Christina Pagel, a professor of operational research at University College London, and a member of Independent Sage, said the delay was “setting children up for another term of educational disruption and potential illness”, and would also place parents and school staff at greater risk.

She said: “The US has successfully and safely given over 7 million doses to children. Many EU countries are now vaccinating primary school children before the next term. To say that there are logistical difficulties in administering a smaller dose is simply not credible and not good enough.”

While teaching unions argue it is up to scientists and parents to decide on such matters, Julie McCulloch, head of policy at the Association of School and College Leaders, said the option of extending the rollout remained open, “and we hope that decision will be made in a timely manner”.

However, some medical experts have raised concerns about the legitimacy of vaccinating children – who tend to experience Covid as a very mild illness – in order to protect the wider population.

The JCVI’s role is to balance any impact of vaccination against these notably lower risks faced from Covid by healthy younger children. In September, the watchdog referred the decision on mass vaccination for 12- to 15-year-olds to the UK’s chief medical officers, saying the net health benefit even for this age group was too small.

With the rapid spread of the Omicron variant, the JCVI also has to consider how much protection two vaccine doses will give, and whether the natural immunity seen in the estimated 40% of younger children already exposed to Covid helps repel the variant or not.

The JCVI could only act on vaccines for younger children when the MHRA approved the Pfizer vaccine for this use. Some officials have said the delay in this was caused by Pfizer only applying to the MHRA after the EU’s European Medicines Agency (EMA) completed its process for the age group.
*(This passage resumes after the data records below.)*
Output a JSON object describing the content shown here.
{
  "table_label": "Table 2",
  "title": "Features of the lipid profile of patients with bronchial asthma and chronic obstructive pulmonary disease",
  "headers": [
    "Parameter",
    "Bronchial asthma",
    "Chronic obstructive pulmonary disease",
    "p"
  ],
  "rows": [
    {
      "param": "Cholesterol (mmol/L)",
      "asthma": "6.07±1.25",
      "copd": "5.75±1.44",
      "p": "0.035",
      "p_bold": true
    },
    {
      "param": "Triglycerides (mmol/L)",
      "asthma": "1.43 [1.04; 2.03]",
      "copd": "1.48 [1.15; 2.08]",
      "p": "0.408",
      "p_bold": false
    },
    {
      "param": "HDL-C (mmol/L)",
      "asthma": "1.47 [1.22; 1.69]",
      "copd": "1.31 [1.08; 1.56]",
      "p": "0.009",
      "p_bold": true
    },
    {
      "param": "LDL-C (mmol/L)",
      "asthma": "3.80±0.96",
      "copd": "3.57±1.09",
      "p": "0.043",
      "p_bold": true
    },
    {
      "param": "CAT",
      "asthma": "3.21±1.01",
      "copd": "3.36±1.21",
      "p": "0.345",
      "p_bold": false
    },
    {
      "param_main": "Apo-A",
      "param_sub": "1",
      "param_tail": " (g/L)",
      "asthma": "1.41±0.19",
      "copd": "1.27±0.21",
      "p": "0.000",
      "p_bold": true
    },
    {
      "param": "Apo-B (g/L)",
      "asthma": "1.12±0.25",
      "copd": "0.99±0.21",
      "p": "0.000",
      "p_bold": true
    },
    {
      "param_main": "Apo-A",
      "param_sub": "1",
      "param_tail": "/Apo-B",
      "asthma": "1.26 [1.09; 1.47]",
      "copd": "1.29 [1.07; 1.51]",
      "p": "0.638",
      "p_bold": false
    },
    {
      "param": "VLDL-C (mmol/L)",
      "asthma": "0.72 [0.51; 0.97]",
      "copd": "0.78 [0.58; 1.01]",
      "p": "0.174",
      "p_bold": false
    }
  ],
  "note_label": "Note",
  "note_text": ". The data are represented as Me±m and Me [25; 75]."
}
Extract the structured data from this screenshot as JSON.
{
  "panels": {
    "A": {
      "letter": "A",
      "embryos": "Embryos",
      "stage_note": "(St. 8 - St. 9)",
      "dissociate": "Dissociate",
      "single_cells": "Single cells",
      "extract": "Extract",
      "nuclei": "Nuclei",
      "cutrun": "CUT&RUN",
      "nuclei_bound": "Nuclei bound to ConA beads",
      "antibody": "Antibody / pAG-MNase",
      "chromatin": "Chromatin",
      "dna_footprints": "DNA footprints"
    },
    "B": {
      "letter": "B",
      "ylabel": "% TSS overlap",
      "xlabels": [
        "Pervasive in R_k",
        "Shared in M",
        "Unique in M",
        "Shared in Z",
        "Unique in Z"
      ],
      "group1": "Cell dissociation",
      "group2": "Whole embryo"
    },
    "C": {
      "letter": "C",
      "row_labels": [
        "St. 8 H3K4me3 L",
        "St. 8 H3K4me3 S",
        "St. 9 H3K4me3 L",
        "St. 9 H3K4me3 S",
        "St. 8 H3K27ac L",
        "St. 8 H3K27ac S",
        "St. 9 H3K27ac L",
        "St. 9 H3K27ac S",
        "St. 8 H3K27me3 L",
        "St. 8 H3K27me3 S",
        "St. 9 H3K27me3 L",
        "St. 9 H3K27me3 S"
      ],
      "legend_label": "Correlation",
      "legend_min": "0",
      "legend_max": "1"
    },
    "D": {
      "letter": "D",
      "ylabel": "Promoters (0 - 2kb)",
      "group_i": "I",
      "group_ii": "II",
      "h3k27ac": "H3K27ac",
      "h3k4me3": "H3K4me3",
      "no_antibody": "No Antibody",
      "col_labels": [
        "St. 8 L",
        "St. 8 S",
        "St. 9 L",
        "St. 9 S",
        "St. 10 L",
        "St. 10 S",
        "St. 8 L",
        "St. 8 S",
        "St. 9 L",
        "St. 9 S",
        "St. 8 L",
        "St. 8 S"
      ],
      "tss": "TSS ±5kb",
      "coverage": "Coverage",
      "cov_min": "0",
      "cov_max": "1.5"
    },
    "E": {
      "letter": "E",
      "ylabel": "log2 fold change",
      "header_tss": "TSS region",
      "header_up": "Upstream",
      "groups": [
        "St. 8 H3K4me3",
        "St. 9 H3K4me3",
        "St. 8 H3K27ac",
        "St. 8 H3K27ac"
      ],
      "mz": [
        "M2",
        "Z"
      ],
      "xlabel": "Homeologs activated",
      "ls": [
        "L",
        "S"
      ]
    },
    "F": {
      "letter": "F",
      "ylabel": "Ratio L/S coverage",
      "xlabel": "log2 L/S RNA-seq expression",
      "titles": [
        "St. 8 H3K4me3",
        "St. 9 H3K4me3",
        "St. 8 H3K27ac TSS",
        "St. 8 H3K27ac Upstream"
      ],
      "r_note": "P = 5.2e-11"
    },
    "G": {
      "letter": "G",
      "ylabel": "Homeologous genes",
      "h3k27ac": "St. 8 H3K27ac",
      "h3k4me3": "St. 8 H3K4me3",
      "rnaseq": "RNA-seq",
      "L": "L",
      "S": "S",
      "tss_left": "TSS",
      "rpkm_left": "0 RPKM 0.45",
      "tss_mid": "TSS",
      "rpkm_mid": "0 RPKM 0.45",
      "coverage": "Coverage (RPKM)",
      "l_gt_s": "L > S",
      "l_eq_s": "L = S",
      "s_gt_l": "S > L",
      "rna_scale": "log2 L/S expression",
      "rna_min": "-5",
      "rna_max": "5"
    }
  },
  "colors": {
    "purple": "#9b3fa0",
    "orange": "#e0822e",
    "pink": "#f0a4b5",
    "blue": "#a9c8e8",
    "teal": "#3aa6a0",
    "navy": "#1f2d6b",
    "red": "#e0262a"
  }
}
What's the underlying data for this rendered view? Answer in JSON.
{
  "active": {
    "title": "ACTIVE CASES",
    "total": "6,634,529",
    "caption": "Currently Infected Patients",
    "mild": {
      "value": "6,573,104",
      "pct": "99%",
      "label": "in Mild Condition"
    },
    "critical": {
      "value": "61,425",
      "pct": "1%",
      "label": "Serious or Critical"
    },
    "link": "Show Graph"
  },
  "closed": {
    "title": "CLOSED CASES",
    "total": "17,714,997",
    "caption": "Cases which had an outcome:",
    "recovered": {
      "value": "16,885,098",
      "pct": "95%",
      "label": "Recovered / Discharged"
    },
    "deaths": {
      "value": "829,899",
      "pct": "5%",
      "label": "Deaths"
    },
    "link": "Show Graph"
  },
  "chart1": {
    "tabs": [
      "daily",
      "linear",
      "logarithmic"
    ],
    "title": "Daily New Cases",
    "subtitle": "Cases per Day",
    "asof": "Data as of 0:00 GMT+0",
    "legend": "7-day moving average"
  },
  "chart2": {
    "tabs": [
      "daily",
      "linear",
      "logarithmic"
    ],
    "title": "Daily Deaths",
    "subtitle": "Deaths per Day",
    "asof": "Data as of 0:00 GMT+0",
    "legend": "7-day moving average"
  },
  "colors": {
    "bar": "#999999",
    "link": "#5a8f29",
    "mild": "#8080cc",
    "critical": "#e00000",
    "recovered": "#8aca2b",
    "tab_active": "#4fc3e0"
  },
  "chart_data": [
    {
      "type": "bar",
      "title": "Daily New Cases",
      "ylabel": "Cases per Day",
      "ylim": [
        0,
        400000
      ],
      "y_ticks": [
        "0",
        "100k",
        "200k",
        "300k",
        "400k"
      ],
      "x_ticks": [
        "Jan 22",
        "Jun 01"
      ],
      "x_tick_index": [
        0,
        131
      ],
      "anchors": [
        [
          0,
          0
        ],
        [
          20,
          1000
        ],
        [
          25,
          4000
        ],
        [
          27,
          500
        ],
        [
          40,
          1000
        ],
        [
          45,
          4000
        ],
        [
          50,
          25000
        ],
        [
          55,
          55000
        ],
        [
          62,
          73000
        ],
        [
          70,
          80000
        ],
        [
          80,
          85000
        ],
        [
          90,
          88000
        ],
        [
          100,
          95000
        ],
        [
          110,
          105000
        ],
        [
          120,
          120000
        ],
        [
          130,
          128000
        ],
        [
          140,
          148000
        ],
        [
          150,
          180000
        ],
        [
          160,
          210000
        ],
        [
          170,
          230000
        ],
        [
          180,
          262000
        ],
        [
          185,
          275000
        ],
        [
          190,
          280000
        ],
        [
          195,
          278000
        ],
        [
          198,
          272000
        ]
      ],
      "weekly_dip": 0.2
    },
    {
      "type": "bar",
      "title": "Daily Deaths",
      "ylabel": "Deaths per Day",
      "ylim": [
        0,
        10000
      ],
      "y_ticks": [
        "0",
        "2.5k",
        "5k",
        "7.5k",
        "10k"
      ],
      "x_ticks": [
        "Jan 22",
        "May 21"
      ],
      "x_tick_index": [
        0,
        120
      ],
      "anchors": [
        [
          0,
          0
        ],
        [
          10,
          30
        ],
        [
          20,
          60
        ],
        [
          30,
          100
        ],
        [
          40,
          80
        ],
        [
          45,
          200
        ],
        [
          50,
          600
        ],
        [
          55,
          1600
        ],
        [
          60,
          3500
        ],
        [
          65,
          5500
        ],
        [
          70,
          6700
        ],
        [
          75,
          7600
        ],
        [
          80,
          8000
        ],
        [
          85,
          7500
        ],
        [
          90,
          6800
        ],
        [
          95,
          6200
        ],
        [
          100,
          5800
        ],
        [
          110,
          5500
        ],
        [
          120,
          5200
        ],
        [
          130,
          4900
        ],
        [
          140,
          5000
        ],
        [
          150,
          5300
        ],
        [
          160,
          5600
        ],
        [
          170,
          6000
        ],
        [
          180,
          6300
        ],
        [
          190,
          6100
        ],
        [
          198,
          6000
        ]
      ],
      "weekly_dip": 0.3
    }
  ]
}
In a parallel announcement, the JCVI recommended the rollout of booster vaccinations to those aged 16 and 17; children aged 12-15 who are in a clinical risk group or in a household with someone immunosuppressed; and 12- to 15-year-olds who are severely immunocompromised and who have already had a third primary dose, the same as happens now for immunocompromised adults.

This should happen, again as with adults, no less than three months after the main doses.

All the JCVI’s recommendations are UK-wide, though it is then up to the governments of each UK nation to decide whether to accept them. The chief medical officer for Wales, Dr Frank Atherton, immediately said he would.

The definition of clinically vulnerable children will be the same as used for adults, as set out in the section of the government’s so-called Covid green book detailing vaccines policy.